Política

Ronaldo Caiado defende lançamento de múltiplas candidaturas de centro e direita para a disputa presidencial

Na Federasul, chefe do Executivo de Goiás disse que ex-presidente Jair Bolsonaro deu aval para que governadores se lancem na corrida pela sucessão de Lula no próximo ano

O governador de Goiás, Ronaldo Caiado (União Brasil), reafirmou nesta quarta-feira, em Porto Alegre, que é pré-candidato à presidência da República nas eleições de 2026, e avaliou que há condições de a direita e a centro-direita apresentarem várias candidaturas no primeiro turno do pleito presidencial. “O sistema eleitoral brasileiro tem dois turnos. E o que deve acontecer neste momento é que todos os governadores (que desejarem) serão pré-candidatos. Acho que todos temos que nos colocar. E quem for para o segundo turno terá a convergência dos demais. E aí que estou muito esperançoso de que derrotaremos o PT.”
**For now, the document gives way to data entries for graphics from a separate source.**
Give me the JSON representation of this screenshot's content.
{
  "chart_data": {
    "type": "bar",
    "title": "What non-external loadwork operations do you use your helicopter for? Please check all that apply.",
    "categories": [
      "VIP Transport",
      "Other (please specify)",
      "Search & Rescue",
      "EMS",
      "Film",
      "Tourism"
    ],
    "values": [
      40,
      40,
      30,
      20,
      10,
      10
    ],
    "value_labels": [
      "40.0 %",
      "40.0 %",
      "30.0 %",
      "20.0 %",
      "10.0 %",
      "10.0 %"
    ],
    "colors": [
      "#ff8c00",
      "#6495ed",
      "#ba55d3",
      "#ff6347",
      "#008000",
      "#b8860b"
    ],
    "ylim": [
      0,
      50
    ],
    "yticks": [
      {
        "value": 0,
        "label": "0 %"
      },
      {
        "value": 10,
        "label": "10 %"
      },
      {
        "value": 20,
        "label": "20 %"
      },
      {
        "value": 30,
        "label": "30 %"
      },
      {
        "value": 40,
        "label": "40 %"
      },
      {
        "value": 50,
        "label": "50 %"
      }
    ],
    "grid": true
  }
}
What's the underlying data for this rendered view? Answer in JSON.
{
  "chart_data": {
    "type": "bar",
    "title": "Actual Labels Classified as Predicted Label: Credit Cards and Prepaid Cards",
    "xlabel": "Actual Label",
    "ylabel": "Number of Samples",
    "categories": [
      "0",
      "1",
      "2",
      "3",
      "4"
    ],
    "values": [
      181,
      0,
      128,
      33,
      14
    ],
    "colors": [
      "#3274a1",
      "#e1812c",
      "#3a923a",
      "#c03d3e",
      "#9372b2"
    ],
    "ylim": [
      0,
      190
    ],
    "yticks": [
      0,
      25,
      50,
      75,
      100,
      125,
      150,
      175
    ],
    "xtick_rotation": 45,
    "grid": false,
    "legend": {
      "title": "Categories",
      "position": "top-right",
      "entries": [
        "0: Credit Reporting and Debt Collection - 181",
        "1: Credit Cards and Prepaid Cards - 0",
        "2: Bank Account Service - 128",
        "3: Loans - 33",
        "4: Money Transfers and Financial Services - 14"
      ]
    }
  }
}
Caiado não quis avaliar se o ex-presidente Jair Bolsonaro (PL) tem condições de reverter sua atual situação e concorrer no próximo ano. “Não cabe a um pré-candidato escolher quem sairá nos outros partidos. Essa conversa ocorreu lá no Palácio dos Bandeirantes, quando estivemos reunidos com o presidente Bolsonaro eu, o Tarcísio, o Ratinho e o Zema. Ele disse: olha gente, vocês caminhem, eu também vou levar minha campanha, e decidiremos lá na frente. Então, não tem motivo nenhum para a gente não continuar trabalhando. Todo mundo entra no jogo.” A referência de Caiado foi aos governadores de São Paulo, Tarcísio de Freitas (Republicanos), do Paraná, Ratinho Júnior (PSD) e de Minas Gerais, Romeu Zema (Novo), todos pré-candidatos à sucessão do presidente Lula em 2026.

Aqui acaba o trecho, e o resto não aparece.